F: Wie viel Platz wird für eine Standard-Kunststoffrecyclinganlage benötigt?

A: Der Platzbedarf hängt von der Kapazität und dem Ausgangsmaterial ab. Eine Anlage mit einer Kapazität von 10.000 Tonnen/Jahr benötigt typischerweise 30.000 bis 50.000 Quadratfuß. Darin sind Aufnahmebuchten, Ballenlager, die mechanische Verarbeitungslinie, Wasseraufbereitungsanlagen und fertige Pelletsilos untergebracht. Stark verschmutzte Bäche erfordern längere Waschstraßen, was den erforderlichen Platzbedarf weiter erhöht.

F: Wie hoch ist der Standard-Wasserverbrauch für eine kommerzielle Kunststoff-Wäscheleine?

A: Ohne Filterung verbrauchen Wäscheleinen 10 bis 15 Kubikmeter Wasser pro Tonne Plastik. Durch die Integration einer geschlossenen Abwasseraufbereitungsanlage mit Flockung und Mikrofiltration wird die Netto-Süßwasserzubereitung auf etwa 1 bis 2 Kubikmeter pro Tonne reduziert und nur das ersetzt, was durch Verdunstung und Schlammentfernung verloren geht.

F: Wie bewerten und wählen Sie einen Hersteller von Kunststoff-Wäscheleine aus?

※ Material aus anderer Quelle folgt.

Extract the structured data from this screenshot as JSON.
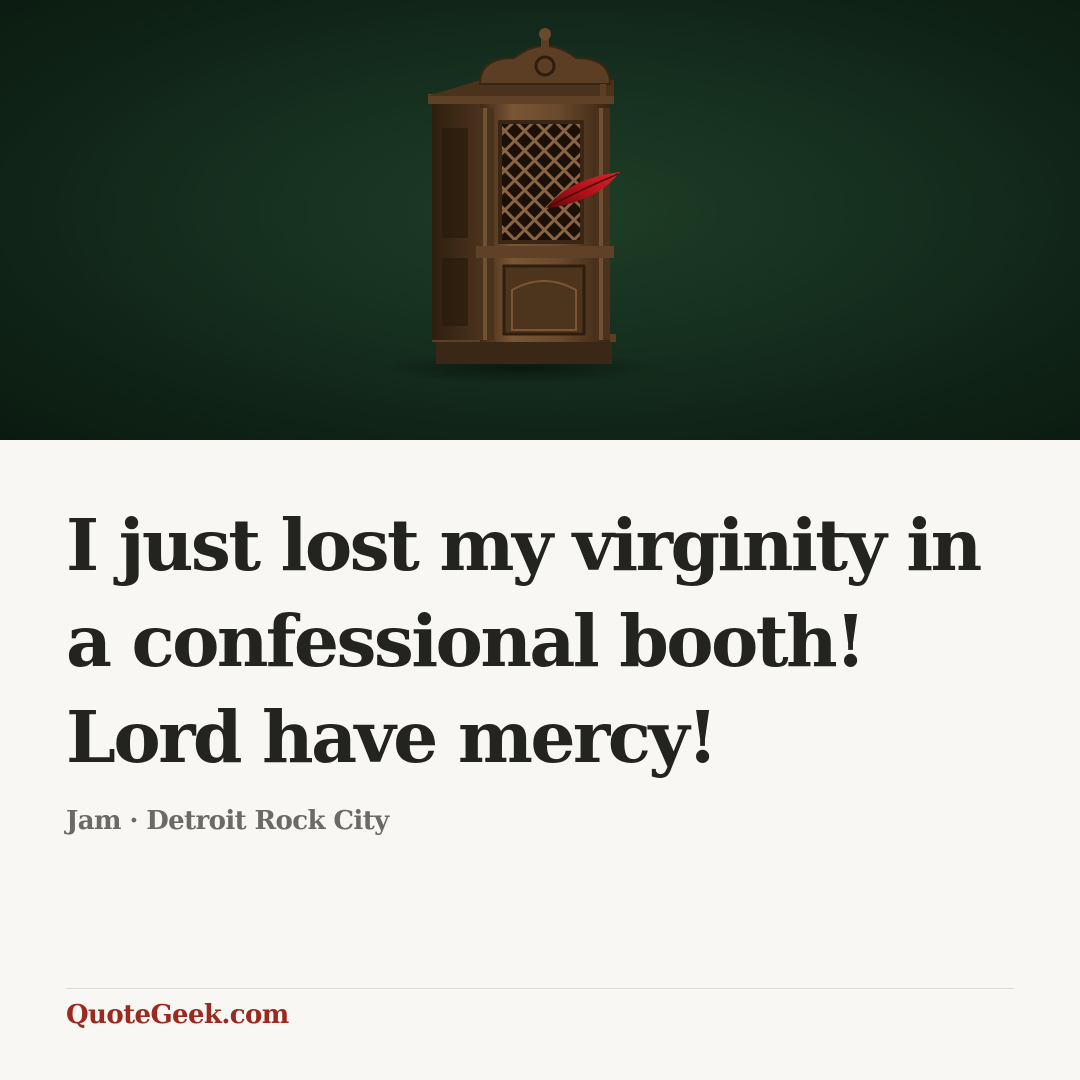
{
  "quote": {
    "text": "I just lost my virginity in a confessional booth! Lord have mercy!",
    "author": "Jam",
    "separator": "·",
    "source": "Detroit Rock City"
  },
  "footer": {
    "brand": "QuoteGeek.com"
  },
  "colors": {
    "background": "#f8f7f3",
    "hero_background": "#163020",
    "quote_text": "#232320",
    "attribution_text": "#6b6a66",
    "brand_text": "#9a2a1f",
    "feather": "#b3121a",
    "wood": "#6b4a2c"
  },
  "illustration": {
    "subject": "confessional-booth-icon",
    "accent": "red-feather-icon"
  }
}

A: Bewerten Sie Anbieter anhand ihrer Fähigkeit, modulare, anpassbare Designs statt starrer Standardsysteme anzubieten. Fordern Sie Besuche in Referenzanlagen an, um zu sehen, wie die Anlagen mit ähnlichen Rohstoffen betrieben werden. Priorisieren Sie integrierte Wasseraufbereitungslösungen, robuste, verschleißfeste Materialien und eine garantierte Ersatzteilverfügbarkeit nach dem Kauf.

F: Wie beeinflusst die Qualität des Ausgangsmaterials die Wahl eines Kunststoffpelletiersystems?

A: Stark verunreinigtes Ausgangsmaterial erfordert vor dem Pelletieren eine aggressive Schmelzefiltration. Für saubere, gleichmäßige Ströme produzieren Unterwassergranulierer effizient hochwertige, gleichmäßige Pellets. Wenn die Schmelze Restverunreinigungen enthält, die zum Bruch des Strangs führen, ist ein Wasserring- oder Heißdüsengranulator oft zuverlässiger als ein herkömmliches Strangsystem.

F: Was sind die primären Energieanforderungen für eine mechanische Recyclinganlage?

A: Eine kommerzielle Standardanlage benötigt typischerweise zwischen 1,5 und 3 Megawatt installierte Leistung. Die stärkste Entnahme erfolgt durch Vorzerkleinerer, Friktionswäscher, Thermotrockner und Extruder. Eine örtliche Stromverteilung durch strategisch platzierte Motorkontrollzentren ist entscheidend für die effiziente Bewältigung dieser schweren Lasten.

F: Wie kann ein mechanisches Recycling-Layout die Rohstoffvorbereitung für fortgeschrittenes (Pyrolyse-)Recycling unterstützen?

A: Mechanische Frontend-Systeme sind für fortschrittliches Recycling unerlässlich. Pyrolysereaktoren erfordern strenge Zufuhrspezifikationen hinsichtlich Feuchtigkeit, Größe und PVC-Gehalt. Ein mechanisches Layout nutzt Zerkleinerung, Luftklassierung und optische Sortierung, um einen sauberen, homogenisierten Flaum oder ein verdichtetes Agglomerat zu erzeugen, das präzisen Standards für das chemische Recycling entspricht.